Manual Tuning

If the accuracy after quantization does not meet the requirements, you can manually adjust the parameters in the config.json file. This section provides the adjustment principles and parameter description.

Tuning Workflow

If you find that the accuracy of the model quantized based on the initial config.json file generated by the create_quant_retrain_config API call is not as expected, you can tune the configuration parameters as follows until the accuracy meets your requirement.

Run quantization based on the initial config.json file generated by the create_quant_retrain_config API call. If the accuracy of the quantized model is satisfactory, stop tuning the configuration parameters. Otherwise, go to the next step.
Tweak the value of quant_enable to skip quantizing certain layers.
quant_enable is the quantization switch of a specified layer. The value false indicates that the layer will be skipped during quantization; true, otherwise. Removing the layer configuration can also skip the layer.

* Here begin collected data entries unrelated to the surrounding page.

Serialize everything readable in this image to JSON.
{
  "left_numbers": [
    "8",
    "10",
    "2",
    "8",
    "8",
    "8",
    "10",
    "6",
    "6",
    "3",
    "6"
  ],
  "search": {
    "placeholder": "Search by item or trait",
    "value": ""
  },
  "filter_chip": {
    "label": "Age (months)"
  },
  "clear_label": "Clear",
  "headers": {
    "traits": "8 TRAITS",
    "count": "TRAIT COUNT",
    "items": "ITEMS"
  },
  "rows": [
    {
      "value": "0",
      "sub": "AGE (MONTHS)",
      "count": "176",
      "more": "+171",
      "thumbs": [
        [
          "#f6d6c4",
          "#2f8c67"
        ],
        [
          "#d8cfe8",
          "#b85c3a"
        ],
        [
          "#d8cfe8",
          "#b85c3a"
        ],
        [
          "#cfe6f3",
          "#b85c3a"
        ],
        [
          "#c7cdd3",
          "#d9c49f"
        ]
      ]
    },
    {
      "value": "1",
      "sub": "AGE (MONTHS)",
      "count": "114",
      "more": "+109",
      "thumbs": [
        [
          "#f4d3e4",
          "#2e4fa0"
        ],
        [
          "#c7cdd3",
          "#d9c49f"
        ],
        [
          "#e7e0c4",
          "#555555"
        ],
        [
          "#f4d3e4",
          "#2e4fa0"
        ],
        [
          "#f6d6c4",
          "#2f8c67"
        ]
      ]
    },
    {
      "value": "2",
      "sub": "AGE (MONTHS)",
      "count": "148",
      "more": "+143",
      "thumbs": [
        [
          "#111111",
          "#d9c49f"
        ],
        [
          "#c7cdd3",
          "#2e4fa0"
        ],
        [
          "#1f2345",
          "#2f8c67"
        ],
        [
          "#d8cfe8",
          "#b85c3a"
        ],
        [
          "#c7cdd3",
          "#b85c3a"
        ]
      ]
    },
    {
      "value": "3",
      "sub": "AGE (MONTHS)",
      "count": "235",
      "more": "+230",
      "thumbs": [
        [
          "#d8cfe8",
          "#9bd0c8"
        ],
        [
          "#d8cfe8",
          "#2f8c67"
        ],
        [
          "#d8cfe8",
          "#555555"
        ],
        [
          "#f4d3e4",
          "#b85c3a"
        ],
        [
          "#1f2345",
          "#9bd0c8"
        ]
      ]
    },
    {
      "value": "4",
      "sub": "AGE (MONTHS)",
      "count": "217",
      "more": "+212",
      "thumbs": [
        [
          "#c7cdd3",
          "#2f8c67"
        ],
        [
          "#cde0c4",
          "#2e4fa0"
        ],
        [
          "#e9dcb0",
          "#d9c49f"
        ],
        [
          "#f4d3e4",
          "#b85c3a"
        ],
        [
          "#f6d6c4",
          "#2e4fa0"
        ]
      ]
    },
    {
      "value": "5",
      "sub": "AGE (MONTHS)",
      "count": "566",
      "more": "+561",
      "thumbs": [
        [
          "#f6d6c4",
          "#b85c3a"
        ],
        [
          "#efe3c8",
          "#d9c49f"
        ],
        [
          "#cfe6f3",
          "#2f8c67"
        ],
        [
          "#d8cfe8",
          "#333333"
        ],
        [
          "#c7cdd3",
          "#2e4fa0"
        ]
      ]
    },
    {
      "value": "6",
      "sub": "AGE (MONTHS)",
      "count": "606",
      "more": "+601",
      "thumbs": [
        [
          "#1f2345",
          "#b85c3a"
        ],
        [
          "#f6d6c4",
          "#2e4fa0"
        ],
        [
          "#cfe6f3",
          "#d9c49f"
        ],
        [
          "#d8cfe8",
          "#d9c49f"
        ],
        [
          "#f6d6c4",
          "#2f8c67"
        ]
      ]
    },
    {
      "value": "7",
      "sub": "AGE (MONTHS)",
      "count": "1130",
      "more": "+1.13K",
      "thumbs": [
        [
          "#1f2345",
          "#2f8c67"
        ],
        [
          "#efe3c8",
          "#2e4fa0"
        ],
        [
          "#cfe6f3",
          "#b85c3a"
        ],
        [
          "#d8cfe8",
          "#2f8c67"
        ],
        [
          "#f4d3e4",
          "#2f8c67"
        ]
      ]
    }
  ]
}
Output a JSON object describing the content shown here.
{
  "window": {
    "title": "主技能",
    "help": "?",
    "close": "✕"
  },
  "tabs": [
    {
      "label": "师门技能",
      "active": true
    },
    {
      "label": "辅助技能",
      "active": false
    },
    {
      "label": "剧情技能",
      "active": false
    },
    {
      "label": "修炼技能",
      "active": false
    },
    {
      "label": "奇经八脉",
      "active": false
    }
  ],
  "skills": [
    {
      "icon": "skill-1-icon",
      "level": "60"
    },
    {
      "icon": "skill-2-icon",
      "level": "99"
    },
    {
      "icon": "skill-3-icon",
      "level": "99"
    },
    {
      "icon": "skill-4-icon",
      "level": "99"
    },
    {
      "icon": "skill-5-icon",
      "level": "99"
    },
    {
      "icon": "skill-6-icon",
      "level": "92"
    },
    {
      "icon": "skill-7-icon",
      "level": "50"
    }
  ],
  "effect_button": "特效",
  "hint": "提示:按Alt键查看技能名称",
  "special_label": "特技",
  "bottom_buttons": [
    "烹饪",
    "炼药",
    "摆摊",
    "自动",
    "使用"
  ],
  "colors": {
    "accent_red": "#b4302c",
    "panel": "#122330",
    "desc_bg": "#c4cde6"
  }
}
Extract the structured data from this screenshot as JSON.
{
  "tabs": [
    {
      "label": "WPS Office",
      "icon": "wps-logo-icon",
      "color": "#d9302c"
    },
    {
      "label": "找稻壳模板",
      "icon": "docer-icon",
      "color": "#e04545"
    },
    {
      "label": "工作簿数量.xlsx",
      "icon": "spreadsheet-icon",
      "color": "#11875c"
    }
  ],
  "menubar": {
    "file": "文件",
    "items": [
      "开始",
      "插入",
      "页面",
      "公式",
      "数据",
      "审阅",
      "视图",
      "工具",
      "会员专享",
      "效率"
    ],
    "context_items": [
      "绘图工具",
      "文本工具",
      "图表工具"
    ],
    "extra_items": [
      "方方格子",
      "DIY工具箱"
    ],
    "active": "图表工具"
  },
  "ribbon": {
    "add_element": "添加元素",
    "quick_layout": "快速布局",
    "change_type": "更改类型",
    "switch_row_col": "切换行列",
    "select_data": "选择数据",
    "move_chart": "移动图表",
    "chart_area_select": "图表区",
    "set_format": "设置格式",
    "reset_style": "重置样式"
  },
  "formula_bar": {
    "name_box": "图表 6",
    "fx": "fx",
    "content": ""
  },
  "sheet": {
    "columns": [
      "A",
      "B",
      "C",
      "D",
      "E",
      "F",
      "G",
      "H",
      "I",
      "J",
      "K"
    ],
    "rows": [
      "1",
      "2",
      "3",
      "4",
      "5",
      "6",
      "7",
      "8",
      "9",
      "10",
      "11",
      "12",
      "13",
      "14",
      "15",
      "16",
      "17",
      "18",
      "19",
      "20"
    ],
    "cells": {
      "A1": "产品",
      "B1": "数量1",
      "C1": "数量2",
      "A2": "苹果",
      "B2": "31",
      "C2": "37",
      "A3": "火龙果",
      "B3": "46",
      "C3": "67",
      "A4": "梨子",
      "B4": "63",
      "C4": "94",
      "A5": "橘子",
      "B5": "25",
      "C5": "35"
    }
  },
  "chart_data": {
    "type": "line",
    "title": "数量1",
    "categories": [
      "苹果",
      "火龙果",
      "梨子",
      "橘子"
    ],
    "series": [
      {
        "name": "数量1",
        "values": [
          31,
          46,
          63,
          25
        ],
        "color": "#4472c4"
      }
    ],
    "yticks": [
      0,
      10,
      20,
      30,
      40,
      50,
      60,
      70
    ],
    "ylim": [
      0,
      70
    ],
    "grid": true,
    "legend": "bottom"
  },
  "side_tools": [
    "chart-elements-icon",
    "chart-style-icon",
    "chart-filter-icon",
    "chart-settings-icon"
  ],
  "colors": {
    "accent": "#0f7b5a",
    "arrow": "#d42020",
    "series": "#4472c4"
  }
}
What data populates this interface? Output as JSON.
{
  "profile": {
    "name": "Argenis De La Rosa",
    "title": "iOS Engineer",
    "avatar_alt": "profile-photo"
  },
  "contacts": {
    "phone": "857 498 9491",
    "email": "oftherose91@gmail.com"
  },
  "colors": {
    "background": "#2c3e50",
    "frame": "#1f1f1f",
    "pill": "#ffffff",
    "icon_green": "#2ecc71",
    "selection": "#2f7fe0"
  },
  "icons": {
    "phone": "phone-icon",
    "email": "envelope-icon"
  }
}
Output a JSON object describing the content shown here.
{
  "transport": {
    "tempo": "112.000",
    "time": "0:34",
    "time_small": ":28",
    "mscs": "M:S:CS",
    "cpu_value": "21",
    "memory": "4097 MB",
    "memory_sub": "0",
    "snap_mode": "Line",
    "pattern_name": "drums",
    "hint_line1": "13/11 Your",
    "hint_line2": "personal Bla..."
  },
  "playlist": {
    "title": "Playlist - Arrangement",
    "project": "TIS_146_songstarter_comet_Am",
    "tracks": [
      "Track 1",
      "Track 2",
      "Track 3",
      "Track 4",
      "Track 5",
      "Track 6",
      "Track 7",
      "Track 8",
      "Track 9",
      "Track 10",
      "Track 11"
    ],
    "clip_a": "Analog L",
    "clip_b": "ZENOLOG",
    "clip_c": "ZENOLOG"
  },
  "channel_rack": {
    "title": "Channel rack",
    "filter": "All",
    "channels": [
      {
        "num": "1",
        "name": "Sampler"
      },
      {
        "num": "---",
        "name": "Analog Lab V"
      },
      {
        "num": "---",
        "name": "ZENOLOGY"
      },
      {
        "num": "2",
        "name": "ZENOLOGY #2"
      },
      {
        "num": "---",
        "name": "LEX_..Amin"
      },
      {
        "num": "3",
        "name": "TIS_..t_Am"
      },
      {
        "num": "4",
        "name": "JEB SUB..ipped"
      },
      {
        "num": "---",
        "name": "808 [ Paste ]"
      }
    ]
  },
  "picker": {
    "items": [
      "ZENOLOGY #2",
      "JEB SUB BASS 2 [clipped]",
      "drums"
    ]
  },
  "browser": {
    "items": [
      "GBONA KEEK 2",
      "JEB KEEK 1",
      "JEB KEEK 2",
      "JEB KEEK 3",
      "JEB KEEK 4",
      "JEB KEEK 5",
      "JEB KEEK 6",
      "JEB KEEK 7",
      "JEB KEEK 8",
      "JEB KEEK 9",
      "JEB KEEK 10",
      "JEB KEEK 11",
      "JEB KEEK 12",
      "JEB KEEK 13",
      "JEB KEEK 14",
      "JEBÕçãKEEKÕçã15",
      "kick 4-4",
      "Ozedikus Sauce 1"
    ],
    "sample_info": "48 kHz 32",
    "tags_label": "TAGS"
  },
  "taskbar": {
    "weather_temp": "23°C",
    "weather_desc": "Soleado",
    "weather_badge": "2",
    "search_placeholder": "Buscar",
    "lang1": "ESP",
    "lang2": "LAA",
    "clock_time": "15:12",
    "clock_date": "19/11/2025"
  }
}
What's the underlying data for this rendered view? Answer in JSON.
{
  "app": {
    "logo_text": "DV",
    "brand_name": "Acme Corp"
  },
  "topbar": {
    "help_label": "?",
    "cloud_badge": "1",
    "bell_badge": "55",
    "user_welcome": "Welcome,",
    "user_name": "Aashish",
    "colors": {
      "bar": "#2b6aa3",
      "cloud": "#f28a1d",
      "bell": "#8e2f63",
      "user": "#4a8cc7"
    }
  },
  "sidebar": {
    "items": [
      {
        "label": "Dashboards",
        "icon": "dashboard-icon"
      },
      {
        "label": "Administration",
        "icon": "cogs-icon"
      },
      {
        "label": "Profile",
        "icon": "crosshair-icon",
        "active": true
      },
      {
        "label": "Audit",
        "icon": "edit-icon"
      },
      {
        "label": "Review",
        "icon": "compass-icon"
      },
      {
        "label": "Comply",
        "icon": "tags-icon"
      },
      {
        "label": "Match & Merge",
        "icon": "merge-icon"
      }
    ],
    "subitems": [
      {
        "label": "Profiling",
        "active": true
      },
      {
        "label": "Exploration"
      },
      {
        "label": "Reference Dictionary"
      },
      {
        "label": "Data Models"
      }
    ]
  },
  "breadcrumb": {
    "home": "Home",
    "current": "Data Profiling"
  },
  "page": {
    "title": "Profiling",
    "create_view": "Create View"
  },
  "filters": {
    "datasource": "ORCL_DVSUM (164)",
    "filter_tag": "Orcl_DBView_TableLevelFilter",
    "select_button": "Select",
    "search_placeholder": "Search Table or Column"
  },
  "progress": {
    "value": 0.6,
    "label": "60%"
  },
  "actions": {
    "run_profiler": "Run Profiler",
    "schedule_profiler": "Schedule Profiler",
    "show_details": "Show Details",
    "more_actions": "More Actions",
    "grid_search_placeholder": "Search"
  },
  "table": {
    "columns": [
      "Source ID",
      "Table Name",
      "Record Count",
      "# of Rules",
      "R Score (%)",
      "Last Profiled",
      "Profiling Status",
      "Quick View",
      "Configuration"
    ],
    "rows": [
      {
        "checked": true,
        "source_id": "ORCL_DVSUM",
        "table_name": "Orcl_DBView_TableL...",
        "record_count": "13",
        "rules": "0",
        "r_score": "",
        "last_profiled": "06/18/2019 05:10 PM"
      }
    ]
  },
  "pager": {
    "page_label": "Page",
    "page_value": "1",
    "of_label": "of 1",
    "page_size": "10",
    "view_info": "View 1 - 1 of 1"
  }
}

Quantizing a model can have a negative effect on accuracy. Layers sensitive to quantization will suffer from remarkable error increases once quantized and therefore should be left unquantized. Spot these layers as follows:
1. In a model, the input layer, output layer, and layers with especially fewer parameters are likely to be quantization-sensitive.
2. Use the Model Accuracy Analyzer to compare the output errors between the source model and the quantized model layer-wise (a cosine similarity of at least 0.99, for example) to locate the layers that reduce accuracy the most.
Run quantization based on the new configuration generated in 2. If the accuracy of the quantized model is satisfactory, stop tuning the configuration parameters. Otherwise, go to 4.
Tweak the values of activation_quant_params and weight_quant_params to tune the quantization algorithms and parameters.
For details, see IFMR Algorithm for Activation Quantization and ARQ Algorithm for Weight Quantization.
Run quantization based on the new configuration generated in 4. If the accuracy of the quantized model is satisfactory, stop tuning the configuration parameters. Otherwise, it indicates that your model is not suitable for quantization and the quantization configuration should be removed.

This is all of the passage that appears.